British Future has previously conducted an in-depth study, exploring public knowledge of the first world war and views about the meanings of the centenary. Earlier deliberative research and polling found a strong public consensus on the themes and tone of the centenary, as a previous poll carried out by YouGov demonstrates.
Three-quarters of people wanted messages about the importance of peace, the sacrifice of those who died, the opportunity to learn about a shared history and reconciliation with former enemies to be central to the centenary commemorations.
Eighty percent of people believe that an emphasis on the Commonwealth contribution can play an important role in integration in a diverse Britain, with just 4% of people opposed to this.
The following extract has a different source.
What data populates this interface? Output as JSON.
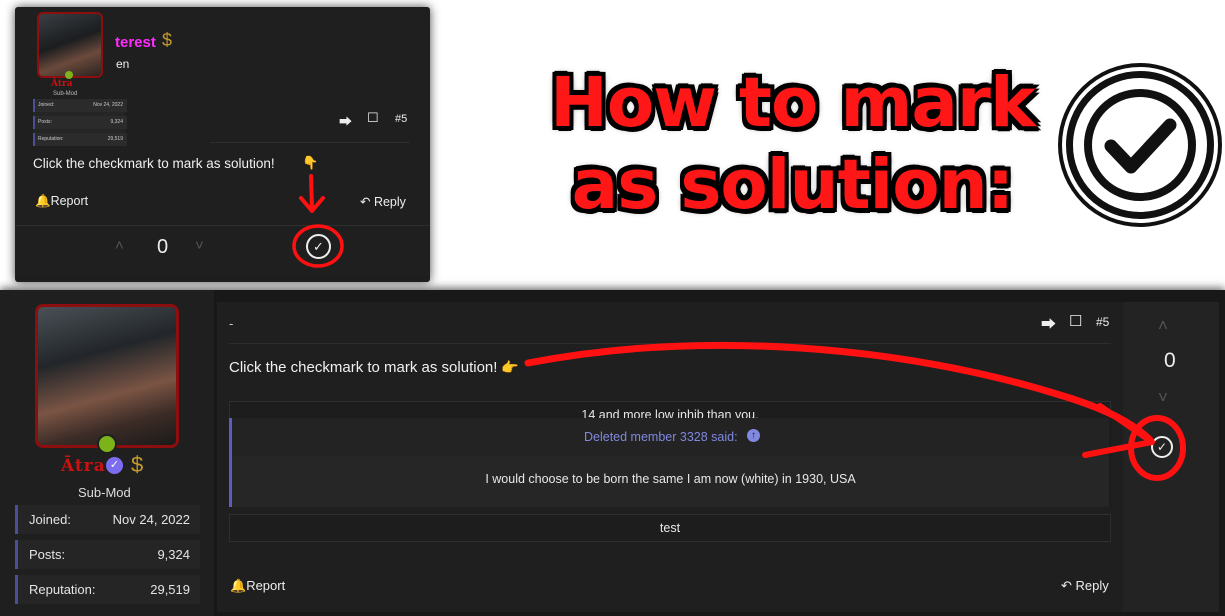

However, a centenary theme of ‘victory’ was again found to be a more polarising idea, being important to about a third of the population (33%), with slightly more opposed (35%), and others on the fence.
Concerns that a rush to commemorate the war could promote jingoism found minority support of just under a fifth, but most people rejected this.
In British Future’s deliberative workshops around Britain, there was more concern about this in Glasgow, among male participants, though the researchers observed a significant gender divide, with Glasweigan women being strongly supportive of the commemoration plans, holding similar attitudes to participants in Cardiff, Birmingham and High Wycombe.
The 2014 State of the Nation poll findings, covering a range of key issues and events from the year ahead, will be published in a week’s time.